Именно здесь кроется самое внятное указание на то, почему точные науки долгое время отвергали все, что связано с сознанием. Наука реагирует на разговоры о «царствах», недосягаемых для физических законов, раздраженной гримасой, разворотом на каблуках и поспешным возвращением в лабораторию. Такая насмешливость представляет доминирующее отношение науки, но она же подчеркивает критическую прореху в научном нарративе. Нам еще только предстоит сформулировать строгое научное объяснение феномена и опыта сознания. У нас нет исчерпывающего описания того, как сознание проявляет внутренний мир образов, звуков и ощущений. Мы пока не можем ответить — по крайней мере ответить достойно и в полной мере — на утверждения о том, что сознание стоит вне традиционной науки.

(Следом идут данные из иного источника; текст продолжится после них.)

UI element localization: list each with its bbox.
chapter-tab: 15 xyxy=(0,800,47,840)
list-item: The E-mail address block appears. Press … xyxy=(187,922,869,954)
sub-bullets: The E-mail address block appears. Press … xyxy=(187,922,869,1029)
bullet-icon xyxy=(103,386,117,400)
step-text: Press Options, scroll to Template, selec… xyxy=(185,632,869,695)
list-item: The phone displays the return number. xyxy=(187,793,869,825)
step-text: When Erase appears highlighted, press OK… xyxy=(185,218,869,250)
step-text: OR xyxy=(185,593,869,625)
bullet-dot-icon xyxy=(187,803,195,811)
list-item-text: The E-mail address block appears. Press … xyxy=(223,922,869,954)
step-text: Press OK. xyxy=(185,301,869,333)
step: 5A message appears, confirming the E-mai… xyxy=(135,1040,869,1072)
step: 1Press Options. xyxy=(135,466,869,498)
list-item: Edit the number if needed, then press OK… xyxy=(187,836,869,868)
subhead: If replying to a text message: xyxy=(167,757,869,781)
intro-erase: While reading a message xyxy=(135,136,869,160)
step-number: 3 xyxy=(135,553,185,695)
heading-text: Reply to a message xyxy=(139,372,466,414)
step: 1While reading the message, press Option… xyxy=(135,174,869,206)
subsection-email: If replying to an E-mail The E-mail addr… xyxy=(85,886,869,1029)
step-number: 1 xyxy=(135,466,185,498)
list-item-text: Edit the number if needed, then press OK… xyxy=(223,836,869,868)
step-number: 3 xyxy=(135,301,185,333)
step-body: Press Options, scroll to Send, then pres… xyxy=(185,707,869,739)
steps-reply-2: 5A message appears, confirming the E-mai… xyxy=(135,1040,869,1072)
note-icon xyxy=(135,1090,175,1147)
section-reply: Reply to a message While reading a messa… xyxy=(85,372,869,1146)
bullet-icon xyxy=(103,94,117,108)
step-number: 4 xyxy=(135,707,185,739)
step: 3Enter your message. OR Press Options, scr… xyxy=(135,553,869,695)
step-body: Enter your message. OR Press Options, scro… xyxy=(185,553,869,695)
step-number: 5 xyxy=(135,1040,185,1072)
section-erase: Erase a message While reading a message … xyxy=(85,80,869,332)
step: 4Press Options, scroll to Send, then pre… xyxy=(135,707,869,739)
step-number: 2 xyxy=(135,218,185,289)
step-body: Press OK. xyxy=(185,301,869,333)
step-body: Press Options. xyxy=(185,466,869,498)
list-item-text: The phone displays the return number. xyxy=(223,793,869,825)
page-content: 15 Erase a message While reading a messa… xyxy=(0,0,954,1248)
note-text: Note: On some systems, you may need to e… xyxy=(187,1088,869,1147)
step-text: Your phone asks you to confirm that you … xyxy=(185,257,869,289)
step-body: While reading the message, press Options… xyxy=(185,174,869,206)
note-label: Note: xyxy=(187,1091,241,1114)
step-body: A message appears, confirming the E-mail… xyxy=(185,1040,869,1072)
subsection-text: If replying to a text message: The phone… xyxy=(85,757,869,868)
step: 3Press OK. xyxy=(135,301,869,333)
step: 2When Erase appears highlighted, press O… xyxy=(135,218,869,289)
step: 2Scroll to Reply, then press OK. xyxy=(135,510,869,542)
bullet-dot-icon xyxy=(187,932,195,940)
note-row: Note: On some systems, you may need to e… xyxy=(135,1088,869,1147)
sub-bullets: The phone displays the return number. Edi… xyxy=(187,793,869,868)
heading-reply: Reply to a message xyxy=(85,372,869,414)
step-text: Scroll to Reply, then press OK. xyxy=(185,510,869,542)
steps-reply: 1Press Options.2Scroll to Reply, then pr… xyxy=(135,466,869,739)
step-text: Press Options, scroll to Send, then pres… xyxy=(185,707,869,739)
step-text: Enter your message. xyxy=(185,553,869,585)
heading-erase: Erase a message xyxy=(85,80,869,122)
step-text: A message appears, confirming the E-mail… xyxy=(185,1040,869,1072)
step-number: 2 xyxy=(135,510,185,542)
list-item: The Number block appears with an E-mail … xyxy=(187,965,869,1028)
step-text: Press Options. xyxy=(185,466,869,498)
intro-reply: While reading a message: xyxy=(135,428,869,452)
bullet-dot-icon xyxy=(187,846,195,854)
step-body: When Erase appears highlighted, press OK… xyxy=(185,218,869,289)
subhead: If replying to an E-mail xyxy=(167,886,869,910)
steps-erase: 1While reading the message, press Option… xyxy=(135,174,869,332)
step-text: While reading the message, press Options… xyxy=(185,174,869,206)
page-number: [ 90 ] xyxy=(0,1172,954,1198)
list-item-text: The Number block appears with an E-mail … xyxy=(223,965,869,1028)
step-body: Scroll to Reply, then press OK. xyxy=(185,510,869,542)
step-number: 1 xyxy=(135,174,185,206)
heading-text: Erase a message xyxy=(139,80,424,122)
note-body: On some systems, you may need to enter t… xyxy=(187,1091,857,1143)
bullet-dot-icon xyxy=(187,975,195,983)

И вряд ли имеющаяся прореха будет заполнена в сколько-нибудь ближайшее время. Почти каждый, кому случалось задуматься о мышлении, понимает, что расколоть сознание и объяснить наш внутренний мир в чисто научных терминах — один из наиболее серьезных вызовов, стоящих перед нами.

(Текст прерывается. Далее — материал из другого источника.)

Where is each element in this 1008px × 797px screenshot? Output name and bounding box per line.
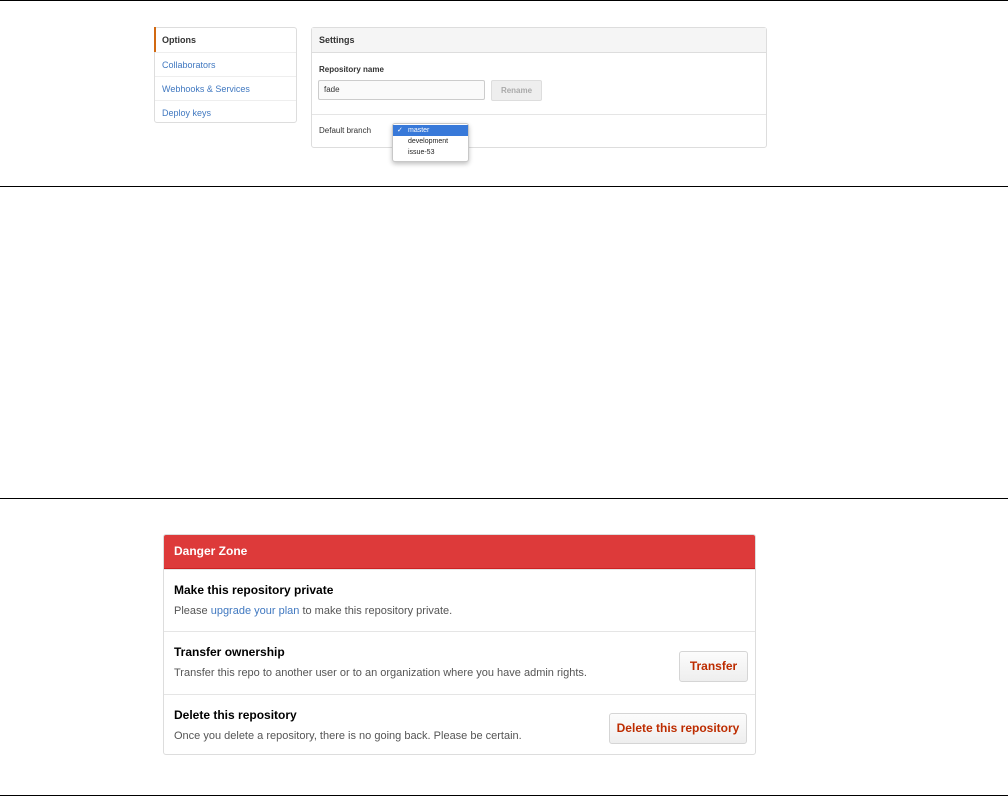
danger-zone-panel: Danger Zone Make this repository private…	[163, 534, 756, 755]
sidebar-item-collaborators[interactable]: Collaborators	[155, 52, 296, 76]
checkmark-icon: ✓	[397, 127, 403, 134]
transfer-ownership-title: Transfer ownership	[174, 645, 285, 659]
default-branch-label: Default branch	[319, 126, 372, 135]
divider-top	[0, 0, 1008, 1]
branch-option-development[interactable]: development	[393, 136, 468, 147]
branch-option-label: development	[408, 138, 449, 145]
danger-zone-title: Danger Zone	[164, 535, 755, 569]
divider-third	[0, 498, 1008, 499]
make-private-row: Make this repository private Please upgr…	[164, 569, 755, 631]
delete-repository-description: Once you delete a repository, there is n…	[174, 730, 522, 742]
sidebar-item-webhooks-services[interactable]: Webhooks & Services	[155, 76, 296, 100]
branch-option-issue-53[interactable]: issue-53	[393, 147, 468, 158]
delete-repository-row: Delete this repository Once you delete a…	[164, 694, 755, 754]
transfer-ownership-row: Transfer ownership Transfer this repo to…	[164, 631, 755, 694]
default-branch-dropdown[interactable]: ✓ master development issue-53	[392, 123, 469, 162]
divider-second	[0, 186, 1008, 187]
repository-name-label: Repository name	[319, 65, 384, 74]
delete-repository-button[interactable]: Delete this repository	[609, 713, 747, 744]
make-private-description: Please upgrade your plan to make this re…	[174, 605, 453, 617]
rename-button[interactable]: Rename	[491, 80, 542, 101]
settings-title: Settings	[312, 28, 766, 53]
branch-option-label: master	[408, 127, 430, 134]
settings-panel: Settings Repository name fade Rename Def…	[311, 27, 767, 148]
delete-repository-title: Delete this repository	[174, 708, 297, 722]
transfer-ownership-description: Transfer this repo to another user or to…	[174, 667, 587, 679]
sidebar-item-options[interactable]: Options	[154, 27, 296, 52]
transfer-button[interactable]: Transfer	[679, 651, 748, 682]
upgrade-plan-link[interactable]: upgrade your plan	[211, 605, 300, 617]
branch-option-label: issue-53	[408, 149, 435, 156]
divider-bottom	[0, 795, 1008, 796]
branch-option-master[interactable]: ✓ master	[393, 125, 468, 136]
settings-sidebar: Options Collaborators Webhooks & Service…	[154, 27, 297, 123]
make-private-title: Make this repository private	[174, 583, 334, 597]
repository-name-input[interactable]: fade	[318, 80, 485, 100]
settings-divider	[312, 114, 766, 115]
sidebar-item-deploy-keys[interactable]: Deploy keys	[155, 100, 296, 124]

Исаак Ньютон разжег пламя современной науки, отыскав закономерности в доступных человеческим чувствам областях реальности и систематизировав их в своих законах движения. За прошедшие с тех времен столетия мы поняли, что для продолжения дела Ньютона нам необходимо проложить три пути. Нам нужно понять реальность на масштабах значительно более мелких, чем те, что рассматривал Ньютон; этот путь привел к квантовой физике, которая объяснила поведение элементарных частиц и, помимо всего прочего, биохимические процессы, лежащие в основании жизни. Нам нужно понять реальность и в масштабах значительно более крупных, чем те, что рассматривал Ньютон; этот путь привел к общей теории относительности, которая объяснила гравитацию и, помимо всего прочего, образование звезд и планет, необходимых для появления жизни. И для продвижения на третьем фронте — а этот путь самый извилистый и запутанный из всех — нам нужно понять реальность на порядки сложнее, чем те, что рассматривал Ньютон; мы считаем, что этот путь ведет нас к объяснению того, как большие группы частиц могут, объединившись, породить жизнь, а затем и разум.

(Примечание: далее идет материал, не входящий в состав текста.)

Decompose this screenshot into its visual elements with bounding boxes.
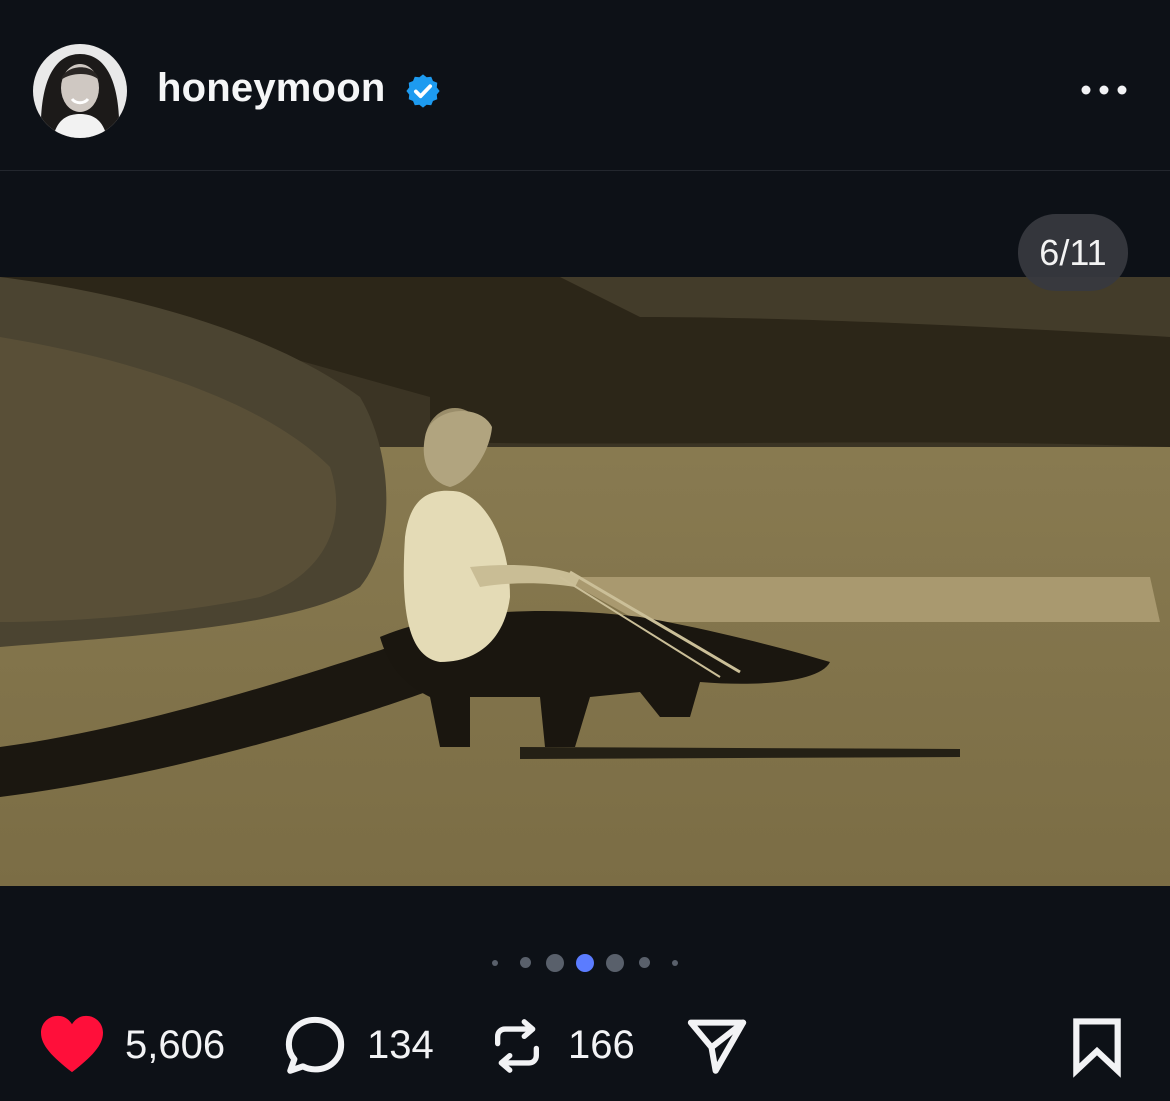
- pagination-dot: [492, 960, 498, 966]
- pagination-dot: [672, 960, 678, 966]
- send-icon[interactable]: [682, 1013, 752, 1079]
- bookmark-icon[interactable]: [1066, 1013, 1128, 1079]
- photo-girl-riding-alligator: [0, 277, 1170, 886]
- heart-filled-icon[interactable]: [37, 1013, 107, 1075]
- media-counter: 6/11: [1018, 214, 1128, 291]
- repost-icon[interactable]: [488, 1015, 546, 1077]
- username[interactable]: honeymoon: [157, 66, 385, 111]
- pagination-dot-active: [576, 954, 594, 972]
- verified-badge-icon: [406, 74, 440, 108]
- comment-count[interactable]: 134: [367, 1023, 434, 1068]
- pagination-dot: [546, 954, 564, 972]
- comment-bubble-icon[interactable]: [282, 1013, 348, 1079]
- action-bar: 5,606 134 166: [0, 1005, 1170, 1085]
- pagination-dot: [520, 957, 531, 968]
- post-header: honeymoon: [0, 0, 1170, 171]
- pagination-dots: [480, 950, 690, 976]
- avatar[interactable]: [33, 44, 127, 138]
- pagination-dot: [606, 954, 624, 972]
- repost-count[interactable]: 166: [568, 1023, 635, 1068]
- pagination-dot: [639, 957, 650, 968]
- more-horizontal-icon[interactable]: [1078, 76, 1130, 104]
- like-count[interactable]: 5,606: [125, 1023, 225, 1068]
- avatar-image: [33, 44, 127, 138]
- post-image[interactable]: [0, 277, 1170, 886]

Сосредоточив мощь своего интеллекта на сильно упрощенных задачах — проигнорировав, к примеру, бурлящие внутренние структуры Солнца и планет и рассмотрев каждый из этих объектов как твердый однородный шар, — Ньютон поступил правильно. Искусство научных исследований, которым мастерски владел Ньютон, состоит в разумном упрощении задачи, которое делает ее решаемой, сохраняя при этом суть задачи в достаточной мере, чтобы гарантировать осмысленность и верность сделанных выводов. Проблема в том, что упрощения, эффективные для одного класса задач, могут оказаться совершенно негодными для другого. Смоделируйте планеты в виде твердых шаров, и вы сможете легко и точно рассчитать их траектории. Смоделируйте свою голову в виде твердого шара, и выводы о природе разума окажутся менее информативными. Но для того, чтобы отбросить непродуктивные аппроксимации и обнажить внутренние механизмы системы, содержащей так много частиц, как мозг, — достойная задача, — потребовалось бы овладеть уровнем сложности, выходящим фантастически далеко за пределы возможностей самых хитроумных сегодняшних математических и вычислительных методов.